"Ibu tidak apa-apa, Nak. Kamu jangan terlalu khawatir," kata Ibu pelan, seraya menggenggam tangan Raka. Namun, Raka bisa merasakan betapa rapuhnya tangan itu kini.
"Nak, kamu harus terus berjuang. Jangan khawatirkan Ibu," lanjut ibunya dengan senyum lembut, meski tubuhnya lemah.
    Kata-kata itu, meski sederhana, terasa seperti harapan dan keyakinan yang tak pernah goyah. Sekali lagi, Ibu meminta agar Raka tak menyerah pada cita-citanya. Raka pulang ke kota dengan berat hati, namun tekadnya semakin besar. Ia tahu, meski ibunya tak selalu berada di sisinya, cinta kasihnya akan selalu menemani langkahnya. Benang merah yang diikatkan di tasnya menjadi pengingat abadi bahwa ada seseorang yang selalu mendukungnya, tak peduli betapa jauh jarak memisahkan mereka.
     Tahun demi tahun berlalu, dan akhirnya Raka berhasil meraih impiannya. Ia bekerja di sebuah perusahaan besar, mendapat gaji pertama, dan segera mengirimkan sebagian untuk ibunya. Hatinya penuh rasa syukur dan bangga, membayangkan senyum Ibu saat menerima kabar keberhasilannya.
     Namun pada suatu hari, sebuah surat dari kampung datang dengan kabar yang mengejutkan. Ibunya telah berpulang. Surat itu datang dari tetangganya, Pak Darto, yang telah lama mengenal keluarga Raka. Pak Darto bercerita bahwa Ibu meninggal dalam tidurnya, tanpa rasa sakit, seperti telah damai dengan hidupnya.
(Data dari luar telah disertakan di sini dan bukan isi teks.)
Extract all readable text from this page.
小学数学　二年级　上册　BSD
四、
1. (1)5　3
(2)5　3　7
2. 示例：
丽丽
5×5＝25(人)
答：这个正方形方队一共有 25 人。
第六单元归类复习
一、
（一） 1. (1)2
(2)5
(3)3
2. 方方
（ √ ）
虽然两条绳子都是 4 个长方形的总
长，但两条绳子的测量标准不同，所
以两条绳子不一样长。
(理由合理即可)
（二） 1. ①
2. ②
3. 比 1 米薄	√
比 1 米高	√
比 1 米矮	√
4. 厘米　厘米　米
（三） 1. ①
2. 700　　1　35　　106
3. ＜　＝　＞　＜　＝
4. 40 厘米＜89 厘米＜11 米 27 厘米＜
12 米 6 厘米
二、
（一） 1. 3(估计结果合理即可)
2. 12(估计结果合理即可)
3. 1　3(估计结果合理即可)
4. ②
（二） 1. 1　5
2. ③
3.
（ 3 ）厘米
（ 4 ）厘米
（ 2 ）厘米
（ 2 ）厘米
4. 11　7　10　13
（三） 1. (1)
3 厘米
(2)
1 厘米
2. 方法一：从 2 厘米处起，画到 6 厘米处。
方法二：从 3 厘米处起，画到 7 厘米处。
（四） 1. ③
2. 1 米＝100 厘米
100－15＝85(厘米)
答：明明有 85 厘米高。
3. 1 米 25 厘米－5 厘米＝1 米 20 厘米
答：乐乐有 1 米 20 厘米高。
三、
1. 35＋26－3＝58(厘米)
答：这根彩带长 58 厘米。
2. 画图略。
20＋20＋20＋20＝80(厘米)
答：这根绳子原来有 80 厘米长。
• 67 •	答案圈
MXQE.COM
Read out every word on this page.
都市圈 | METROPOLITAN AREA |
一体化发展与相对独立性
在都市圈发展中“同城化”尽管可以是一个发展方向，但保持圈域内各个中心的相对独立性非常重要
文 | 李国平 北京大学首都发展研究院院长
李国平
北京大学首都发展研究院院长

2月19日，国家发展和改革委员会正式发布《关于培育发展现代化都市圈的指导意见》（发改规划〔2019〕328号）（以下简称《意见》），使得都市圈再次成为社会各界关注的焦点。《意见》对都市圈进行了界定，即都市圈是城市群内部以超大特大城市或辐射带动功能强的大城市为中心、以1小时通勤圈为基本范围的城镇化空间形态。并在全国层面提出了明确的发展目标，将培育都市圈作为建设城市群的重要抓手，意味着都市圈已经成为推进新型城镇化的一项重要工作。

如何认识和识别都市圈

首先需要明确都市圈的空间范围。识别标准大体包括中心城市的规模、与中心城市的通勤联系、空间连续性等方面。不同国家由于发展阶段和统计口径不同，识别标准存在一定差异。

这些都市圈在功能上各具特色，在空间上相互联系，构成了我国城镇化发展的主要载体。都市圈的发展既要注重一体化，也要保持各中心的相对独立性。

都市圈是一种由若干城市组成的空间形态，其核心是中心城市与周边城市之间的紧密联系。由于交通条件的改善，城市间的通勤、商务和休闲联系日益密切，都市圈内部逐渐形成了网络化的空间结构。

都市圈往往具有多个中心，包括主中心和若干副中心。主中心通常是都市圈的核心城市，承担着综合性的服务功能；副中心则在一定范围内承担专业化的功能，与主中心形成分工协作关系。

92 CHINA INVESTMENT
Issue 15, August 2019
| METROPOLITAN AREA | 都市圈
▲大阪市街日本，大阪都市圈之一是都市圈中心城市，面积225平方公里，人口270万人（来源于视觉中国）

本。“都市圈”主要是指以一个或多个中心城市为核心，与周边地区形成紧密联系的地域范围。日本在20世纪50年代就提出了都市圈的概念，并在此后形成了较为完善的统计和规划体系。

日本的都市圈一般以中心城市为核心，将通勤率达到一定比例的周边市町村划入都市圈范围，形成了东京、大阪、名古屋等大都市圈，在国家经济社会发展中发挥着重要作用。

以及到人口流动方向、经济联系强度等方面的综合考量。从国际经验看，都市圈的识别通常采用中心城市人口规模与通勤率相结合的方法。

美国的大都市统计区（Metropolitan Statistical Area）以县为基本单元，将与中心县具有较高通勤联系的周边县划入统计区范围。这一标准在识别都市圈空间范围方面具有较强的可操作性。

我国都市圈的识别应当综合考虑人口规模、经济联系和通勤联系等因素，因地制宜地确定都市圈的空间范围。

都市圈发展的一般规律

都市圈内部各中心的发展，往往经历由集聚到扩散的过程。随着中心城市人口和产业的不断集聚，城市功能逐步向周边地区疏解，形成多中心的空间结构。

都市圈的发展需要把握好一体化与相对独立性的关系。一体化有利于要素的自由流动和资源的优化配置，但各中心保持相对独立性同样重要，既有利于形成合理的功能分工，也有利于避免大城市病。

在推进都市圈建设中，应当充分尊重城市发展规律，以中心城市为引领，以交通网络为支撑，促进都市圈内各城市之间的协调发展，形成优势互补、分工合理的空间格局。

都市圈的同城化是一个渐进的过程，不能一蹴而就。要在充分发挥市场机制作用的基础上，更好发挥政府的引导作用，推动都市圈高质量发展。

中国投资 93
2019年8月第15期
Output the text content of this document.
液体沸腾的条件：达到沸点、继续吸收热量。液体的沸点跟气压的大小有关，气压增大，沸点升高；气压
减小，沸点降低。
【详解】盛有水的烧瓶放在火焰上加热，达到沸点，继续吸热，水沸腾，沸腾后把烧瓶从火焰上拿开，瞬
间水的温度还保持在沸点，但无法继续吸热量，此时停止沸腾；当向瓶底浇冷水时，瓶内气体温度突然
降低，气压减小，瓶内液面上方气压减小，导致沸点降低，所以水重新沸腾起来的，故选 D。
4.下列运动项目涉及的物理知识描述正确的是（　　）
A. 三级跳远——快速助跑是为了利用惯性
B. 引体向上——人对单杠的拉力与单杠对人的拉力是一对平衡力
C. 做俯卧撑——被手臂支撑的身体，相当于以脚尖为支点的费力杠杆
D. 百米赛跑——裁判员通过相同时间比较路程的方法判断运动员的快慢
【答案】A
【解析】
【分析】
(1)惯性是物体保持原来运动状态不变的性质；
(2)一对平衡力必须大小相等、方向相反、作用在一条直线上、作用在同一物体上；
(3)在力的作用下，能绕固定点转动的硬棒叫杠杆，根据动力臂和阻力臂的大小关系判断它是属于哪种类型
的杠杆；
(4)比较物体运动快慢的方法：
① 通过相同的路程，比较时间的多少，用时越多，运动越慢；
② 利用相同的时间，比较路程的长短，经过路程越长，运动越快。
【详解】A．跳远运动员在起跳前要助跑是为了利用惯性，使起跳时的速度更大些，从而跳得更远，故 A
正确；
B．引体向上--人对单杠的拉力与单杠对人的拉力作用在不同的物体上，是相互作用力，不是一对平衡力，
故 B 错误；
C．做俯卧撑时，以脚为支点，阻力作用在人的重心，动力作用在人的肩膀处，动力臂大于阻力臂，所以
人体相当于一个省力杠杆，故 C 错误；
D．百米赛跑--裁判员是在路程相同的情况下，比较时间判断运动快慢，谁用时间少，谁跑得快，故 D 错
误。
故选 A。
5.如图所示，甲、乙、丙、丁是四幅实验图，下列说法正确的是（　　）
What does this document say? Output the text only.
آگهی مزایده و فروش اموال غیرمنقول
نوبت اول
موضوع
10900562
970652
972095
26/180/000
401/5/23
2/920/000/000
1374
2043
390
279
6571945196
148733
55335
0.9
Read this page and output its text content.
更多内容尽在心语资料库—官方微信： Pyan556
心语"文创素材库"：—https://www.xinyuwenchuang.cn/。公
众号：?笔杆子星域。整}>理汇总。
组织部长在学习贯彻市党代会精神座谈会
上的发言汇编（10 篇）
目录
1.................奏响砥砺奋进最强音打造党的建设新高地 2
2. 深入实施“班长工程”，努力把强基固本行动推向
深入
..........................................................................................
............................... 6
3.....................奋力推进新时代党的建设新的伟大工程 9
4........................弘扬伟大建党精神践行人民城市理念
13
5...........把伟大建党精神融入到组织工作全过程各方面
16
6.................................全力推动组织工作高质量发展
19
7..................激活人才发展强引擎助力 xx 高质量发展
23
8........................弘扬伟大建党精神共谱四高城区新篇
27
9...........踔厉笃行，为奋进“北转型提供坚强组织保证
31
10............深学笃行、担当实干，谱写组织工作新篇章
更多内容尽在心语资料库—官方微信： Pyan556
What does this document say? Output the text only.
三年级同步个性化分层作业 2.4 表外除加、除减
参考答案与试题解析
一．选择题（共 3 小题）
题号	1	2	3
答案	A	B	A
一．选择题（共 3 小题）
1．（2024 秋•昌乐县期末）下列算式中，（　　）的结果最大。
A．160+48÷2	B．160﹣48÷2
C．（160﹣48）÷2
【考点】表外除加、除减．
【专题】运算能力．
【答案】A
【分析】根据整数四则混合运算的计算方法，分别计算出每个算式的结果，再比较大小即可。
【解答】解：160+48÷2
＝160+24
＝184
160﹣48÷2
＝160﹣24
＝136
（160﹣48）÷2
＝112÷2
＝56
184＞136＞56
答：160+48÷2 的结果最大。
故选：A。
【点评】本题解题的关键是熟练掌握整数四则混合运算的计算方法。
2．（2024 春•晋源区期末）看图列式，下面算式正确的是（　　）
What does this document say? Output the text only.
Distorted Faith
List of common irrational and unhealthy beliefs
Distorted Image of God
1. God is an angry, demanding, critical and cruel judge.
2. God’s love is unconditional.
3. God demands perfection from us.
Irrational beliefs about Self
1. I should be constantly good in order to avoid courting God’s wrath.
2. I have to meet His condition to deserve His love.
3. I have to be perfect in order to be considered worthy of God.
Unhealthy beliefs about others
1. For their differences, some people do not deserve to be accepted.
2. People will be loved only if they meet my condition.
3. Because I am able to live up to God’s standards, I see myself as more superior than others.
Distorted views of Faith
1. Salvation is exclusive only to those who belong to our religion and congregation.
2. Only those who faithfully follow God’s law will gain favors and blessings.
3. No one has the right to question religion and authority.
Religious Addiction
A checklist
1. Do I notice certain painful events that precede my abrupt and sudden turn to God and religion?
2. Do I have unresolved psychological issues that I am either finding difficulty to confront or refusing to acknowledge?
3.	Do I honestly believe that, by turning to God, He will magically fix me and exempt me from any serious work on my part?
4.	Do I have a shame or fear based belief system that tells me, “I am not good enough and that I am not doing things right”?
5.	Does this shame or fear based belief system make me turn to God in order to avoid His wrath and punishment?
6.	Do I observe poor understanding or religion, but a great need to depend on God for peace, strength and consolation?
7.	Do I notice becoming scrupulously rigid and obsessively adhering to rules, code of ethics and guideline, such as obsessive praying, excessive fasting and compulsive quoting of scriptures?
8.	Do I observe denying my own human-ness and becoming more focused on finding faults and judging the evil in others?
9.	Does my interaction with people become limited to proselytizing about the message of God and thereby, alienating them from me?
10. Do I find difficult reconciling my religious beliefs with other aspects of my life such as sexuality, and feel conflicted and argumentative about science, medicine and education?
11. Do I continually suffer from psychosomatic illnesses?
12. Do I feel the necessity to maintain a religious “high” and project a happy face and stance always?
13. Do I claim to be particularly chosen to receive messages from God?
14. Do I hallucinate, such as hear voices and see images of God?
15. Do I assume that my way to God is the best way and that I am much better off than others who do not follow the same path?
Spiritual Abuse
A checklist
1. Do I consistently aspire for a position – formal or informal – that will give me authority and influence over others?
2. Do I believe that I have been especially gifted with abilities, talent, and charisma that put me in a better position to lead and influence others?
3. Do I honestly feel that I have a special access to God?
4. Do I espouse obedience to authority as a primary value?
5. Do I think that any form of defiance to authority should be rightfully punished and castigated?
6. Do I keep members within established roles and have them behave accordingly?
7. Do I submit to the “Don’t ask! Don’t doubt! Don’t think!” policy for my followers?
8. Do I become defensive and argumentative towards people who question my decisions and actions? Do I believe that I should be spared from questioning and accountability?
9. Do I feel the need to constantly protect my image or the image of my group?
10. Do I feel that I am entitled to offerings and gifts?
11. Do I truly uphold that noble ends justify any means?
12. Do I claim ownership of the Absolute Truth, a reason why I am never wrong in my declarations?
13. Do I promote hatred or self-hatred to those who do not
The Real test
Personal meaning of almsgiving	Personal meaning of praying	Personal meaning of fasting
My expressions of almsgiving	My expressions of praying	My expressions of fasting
     Raka merasakan hatinya seakan pecah berkeping-keping. Seluruh pencapaian dan kesuksesannya tiba-tiba tak berarti lagi. Ia merasa seperti kehilangan bagian paling penting dari dirinya, sumber kekuatan yang selama ini ia pegang teguh. Di tengah rasa dukanya, Raka menemukan selembar surat yang ditinggalkan ibunya untuknya.
"Nak, jika kamu membaca surat ini, Ibu sudah tidak ada di dunia ini. Jangan bersedih, Ibu akan selalu bangga padamu. Kejarlah mimpimu sampai kamu mencapai apa yang kamu inginkan. Benang merah yang Ibu berikan adalah tanda bahwa cinta Ibu akan selalu bersamamu, di manapun kamu berada."
     Raka menangis membaca surat itu. Kata-kata sederhana itu membawanya pada tangis yang tertahan, menyadarkan bahwa benang merah itu bukan sekadar hiasan atau pengingat kecil. Ia adalah warisan cinta yang abadi, mengikatkan dirinya pada kenangan yang akan terus hidup di hatinya. Raka menyadari bahwa meski Ibu tak lagi ada di sampingnya, kasih sayang Ibu tetap melekat di setiap langkah hidupnya.
     Pada suatu malam, Raka duduk sendiri di kamarnya di kota, menggenggam benang merah itu dengan penuh rasa syukur. Ia menatap bintang-bintang di langit yang terasa lebih terang malam itu. Dalam hati, ia berbicara kepada Ibu, memohon doa dan restu untuk langkah-langkah hidupnya selanjutnya. Raka tahu, di mana pun ia berada, cinta Ibu akan selalu menuntunnya.
    Sekarang, setiap kali ia melihat benang merah itu, Raka tersenyum. Ia tahu bahwa meskipun hidup terus berjalan dan dirinya semakin jauh dari kampung halaman, ia tak pernah benar-benar sendiri. Ia menyadari, cinta ibu adalah kekuatan yang tak pernah putus, meski telah berlalu dan tersembunyi di balik jarak dan waktu. Cinta itu tidak menuntut untuk dibalas, hanya meminta untuk dikenang.Â
Dari benang merah itulah, Raka belajar untuk menghargai segala pengorbanan tanpa pamrih seorang ibu yang senantiasa menginginkan kebaikan bagi anak-anaknya. Betapa cintanya seorang ibu adalah pelita yang takkan pernah padam, memberi kehangatan dan menuntunnya menuju masa depan.